Type Conversions

PyO3 provides some handy traits to convert between Python types and Rust types.

.extract()

The easiest way to convert a Python object to a Rust value is using .extract()?.

ToPyObject and IntoPyObject trait

ToPyObject trait is a conversion trait that allows various objects to be converted into PyObject. IntoPyObject serves the same purpose, except that it consumes self.

FromPyObject and RefFromPyObject trait

*args and **kwargs for python object call

There are several ways how to pass positional and keyword arguments to a Python object call. The ObjectProtocol trait provides two methods:

  • call - call any callable Python object.
  • call_method - call a specific method on the object, shorthand for get_attr then call.

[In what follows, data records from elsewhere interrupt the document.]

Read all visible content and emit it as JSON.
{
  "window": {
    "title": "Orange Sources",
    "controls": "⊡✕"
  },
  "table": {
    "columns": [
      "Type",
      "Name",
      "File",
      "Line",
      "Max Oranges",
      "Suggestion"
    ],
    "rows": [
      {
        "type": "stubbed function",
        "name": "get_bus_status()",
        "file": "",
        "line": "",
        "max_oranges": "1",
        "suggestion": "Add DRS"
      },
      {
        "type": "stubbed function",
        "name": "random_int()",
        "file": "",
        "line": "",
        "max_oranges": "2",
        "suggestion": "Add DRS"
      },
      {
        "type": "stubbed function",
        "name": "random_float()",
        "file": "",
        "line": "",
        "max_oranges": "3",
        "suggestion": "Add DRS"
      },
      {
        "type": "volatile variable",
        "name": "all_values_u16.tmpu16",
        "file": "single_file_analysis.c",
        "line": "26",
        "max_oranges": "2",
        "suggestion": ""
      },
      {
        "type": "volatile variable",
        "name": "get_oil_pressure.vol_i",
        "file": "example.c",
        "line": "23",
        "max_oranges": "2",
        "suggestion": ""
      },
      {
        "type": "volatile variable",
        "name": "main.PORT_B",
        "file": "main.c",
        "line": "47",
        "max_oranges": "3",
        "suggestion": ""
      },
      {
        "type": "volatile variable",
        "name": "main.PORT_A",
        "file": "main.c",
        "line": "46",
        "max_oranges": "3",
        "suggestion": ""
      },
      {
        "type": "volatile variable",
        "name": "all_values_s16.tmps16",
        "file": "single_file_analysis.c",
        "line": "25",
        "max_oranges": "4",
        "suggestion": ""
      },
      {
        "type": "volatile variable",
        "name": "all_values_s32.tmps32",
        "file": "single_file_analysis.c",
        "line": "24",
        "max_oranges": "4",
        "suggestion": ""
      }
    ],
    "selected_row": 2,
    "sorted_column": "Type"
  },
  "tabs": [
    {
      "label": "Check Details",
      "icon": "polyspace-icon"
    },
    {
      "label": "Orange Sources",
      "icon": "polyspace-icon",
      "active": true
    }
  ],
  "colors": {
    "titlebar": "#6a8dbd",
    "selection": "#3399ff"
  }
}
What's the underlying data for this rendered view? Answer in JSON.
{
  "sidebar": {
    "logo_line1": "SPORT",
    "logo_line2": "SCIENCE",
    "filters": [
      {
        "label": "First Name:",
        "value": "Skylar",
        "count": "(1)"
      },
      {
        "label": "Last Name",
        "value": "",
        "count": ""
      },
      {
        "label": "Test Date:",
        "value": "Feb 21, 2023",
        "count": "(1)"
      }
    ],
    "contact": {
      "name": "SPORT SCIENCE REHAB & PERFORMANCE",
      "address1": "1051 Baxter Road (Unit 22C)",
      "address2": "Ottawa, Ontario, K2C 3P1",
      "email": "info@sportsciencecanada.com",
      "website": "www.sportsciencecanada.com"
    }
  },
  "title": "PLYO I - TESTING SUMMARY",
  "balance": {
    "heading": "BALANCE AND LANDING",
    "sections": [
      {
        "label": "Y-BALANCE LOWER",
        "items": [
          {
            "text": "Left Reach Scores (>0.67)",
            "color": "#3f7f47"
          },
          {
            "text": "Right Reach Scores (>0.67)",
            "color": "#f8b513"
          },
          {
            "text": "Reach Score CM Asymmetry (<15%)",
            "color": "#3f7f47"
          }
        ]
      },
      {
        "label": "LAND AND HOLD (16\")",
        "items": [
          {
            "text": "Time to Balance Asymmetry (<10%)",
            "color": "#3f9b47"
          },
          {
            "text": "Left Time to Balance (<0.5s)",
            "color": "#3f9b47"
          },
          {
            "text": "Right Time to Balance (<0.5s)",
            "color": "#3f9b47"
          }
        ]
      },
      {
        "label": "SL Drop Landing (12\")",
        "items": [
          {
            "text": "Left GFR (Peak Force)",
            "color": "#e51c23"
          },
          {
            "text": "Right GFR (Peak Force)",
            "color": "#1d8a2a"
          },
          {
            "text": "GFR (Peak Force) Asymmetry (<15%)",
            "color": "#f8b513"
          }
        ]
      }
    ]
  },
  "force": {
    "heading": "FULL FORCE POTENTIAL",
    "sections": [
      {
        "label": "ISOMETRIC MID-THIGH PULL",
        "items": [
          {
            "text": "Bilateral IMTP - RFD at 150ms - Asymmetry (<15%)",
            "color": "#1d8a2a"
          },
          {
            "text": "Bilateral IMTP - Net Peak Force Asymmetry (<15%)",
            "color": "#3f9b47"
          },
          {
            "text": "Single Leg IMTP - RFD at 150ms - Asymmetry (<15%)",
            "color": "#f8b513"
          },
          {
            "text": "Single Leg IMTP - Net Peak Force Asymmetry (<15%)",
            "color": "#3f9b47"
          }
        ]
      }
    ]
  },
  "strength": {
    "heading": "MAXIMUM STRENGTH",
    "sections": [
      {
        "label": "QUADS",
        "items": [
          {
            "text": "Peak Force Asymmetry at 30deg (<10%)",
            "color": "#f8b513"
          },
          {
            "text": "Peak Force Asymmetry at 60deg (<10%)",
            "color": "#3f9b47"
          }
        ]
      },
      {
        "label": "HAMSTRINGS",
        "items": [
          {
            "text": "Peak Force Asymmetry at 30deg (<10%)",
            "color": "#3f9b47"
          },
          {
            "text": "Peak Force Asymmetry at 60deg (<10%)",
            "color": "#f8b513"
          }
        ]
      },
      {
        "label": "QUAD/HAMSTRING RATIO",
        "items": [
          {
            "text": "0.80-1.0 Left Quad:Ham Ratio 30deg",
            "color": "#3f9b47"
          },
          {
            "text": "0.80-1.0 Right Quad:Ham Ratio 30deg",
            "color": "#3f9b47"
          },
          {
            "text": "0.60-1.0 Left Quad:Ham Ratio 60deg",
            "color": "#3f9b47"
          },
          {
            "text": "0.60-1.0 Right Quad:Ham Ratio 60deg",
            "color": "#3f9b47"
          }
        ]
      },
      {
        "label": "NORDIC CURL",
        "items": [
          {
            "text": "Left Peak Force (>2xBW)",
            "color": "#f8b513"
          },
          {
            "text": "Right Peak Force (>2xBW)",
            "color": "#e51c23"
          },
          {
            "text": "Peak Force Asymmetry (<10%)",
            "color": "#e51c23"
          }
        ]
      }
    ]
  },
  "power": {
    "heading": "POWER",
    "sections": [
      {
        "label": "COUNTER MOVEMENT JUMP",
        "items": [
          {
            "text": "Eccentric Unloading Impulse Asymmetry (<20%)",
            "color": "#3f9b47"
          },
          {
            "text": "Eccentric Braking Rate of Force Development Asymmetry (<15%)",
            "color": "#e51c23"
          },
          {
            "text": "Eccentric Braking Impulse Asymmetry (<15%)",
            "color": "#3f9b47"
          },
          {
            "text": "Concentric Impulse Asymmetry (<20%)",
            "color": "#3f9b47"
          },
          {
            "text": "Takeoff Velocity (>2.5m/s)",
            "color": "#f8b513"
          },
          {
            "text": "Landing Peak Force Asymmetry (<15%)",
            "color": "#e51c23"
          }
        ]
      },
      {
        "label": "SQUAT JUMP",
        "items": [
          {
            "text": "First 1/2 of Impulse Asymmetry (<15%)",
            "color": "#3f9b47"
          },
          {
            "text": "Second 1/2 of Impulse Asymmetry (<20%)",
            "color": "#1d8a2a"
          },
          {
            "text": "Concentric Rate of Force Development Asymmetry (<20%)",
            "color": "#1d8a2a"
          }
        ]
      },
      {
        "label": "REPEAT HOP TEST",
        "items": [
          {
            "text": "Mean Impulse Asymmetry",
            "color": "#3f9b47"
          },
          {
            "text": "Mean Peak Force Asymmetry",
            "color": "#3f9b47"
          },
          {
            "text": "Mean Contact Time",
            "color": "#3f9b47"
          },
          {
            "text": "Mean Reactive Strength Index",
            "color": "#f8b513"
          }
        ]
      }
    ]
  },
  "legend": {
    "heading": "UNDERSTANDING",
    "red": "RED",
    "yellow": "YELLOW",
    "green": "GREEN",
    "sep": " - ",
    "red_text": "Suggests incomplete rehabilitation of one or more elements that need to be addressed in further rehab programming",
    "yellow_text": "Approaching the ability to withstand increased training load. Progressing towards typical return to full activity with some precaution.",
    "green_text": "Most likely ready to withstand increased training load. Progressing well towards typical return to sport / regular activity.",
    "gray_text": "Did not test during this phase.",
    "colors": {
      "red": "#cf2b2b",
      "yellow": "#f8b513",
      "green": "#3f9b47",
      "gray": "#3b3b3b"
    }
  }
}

Both methods accept args and kwargs arguments.

use pyo3::prelude::*;
use pyo3::types::{PyDict, PyTuple};

struct SomeObject;
impl SomeObject {
    fn new(py: Python) -> PyObject {
        PyDict::new(py).to_object(py)
    }
}

fn main() {
    let arg1 = "arg1";
    let arg2 = "arg2";
    let arg3 = "arg3";

    let gil = Python::acquire_gil();
    let py = gil.python();

    let obj = SomeObject::new(py);

    // call object without empty arguments
    obj.call0(py);

    // call object with PyTuple
    let args = PyTuple::new(py, &[arg1, arg2, arg3]);
    obj.call1(py, args);

    // pass arguments as rust tuple
    let args = (arg1, arg2, arg3);
    obj.call1(py, args);
}

kwargs can be None or Some(&PyDict). You can use the IntoPyDict trait to convert other dict-like containers, e.g. HashMap, BTreeMap as well as tuples with up to 10 elements and Vecs where each element is a two-element tuple.

use pyo3::prelude::*;
use pyo3::types::{IntoPyDict, PyDict};
use std::collections::HashMap;

struct SomeObject;

impl SomeObject {
    fn new(py: Python) -> PyObject {
        PyDict::new(py).to_object(py)
    }
}

fn main() {
    let key1 = "key1";
    let val1 = 1;
    let key2 = "key2";
    let val2 = 2;

    let gil = Python::acquire_gil();
    let py = gil.python();

    let obj = SomeObject::new(py);

    // call object with PyDict
    let kwargs = [(key1, val1)].into_py_dict(py);
    obj.call(py, (), Some(kwargs));

    // pass arguments as Vec
    let kwargs = vec![(key1, val1), (key2, val2)];
    obj.call(py, (), Some(kwargs.into_py_dict(py)));

    // pass arguments as HashMap
    let mut kwargs = HashMap::<&str, i32>::new();
    kwargs.insert(key1, 1);
    obj.call(py, (), Some(kwargs.into_py_dict(py)));
}

IntoPy<T>

Many conversions in PyO3 can't use std::convert::Into because they need a GIL token. That's why the IntoPy<T> trait offers an into_py method that works just like into, except for taking a Python<'_> argument.

Eventually, traits such as IntoPyObject will be replaced by this trait and a FromPy trait will be added that will implement IntoPy, just like with From and Into.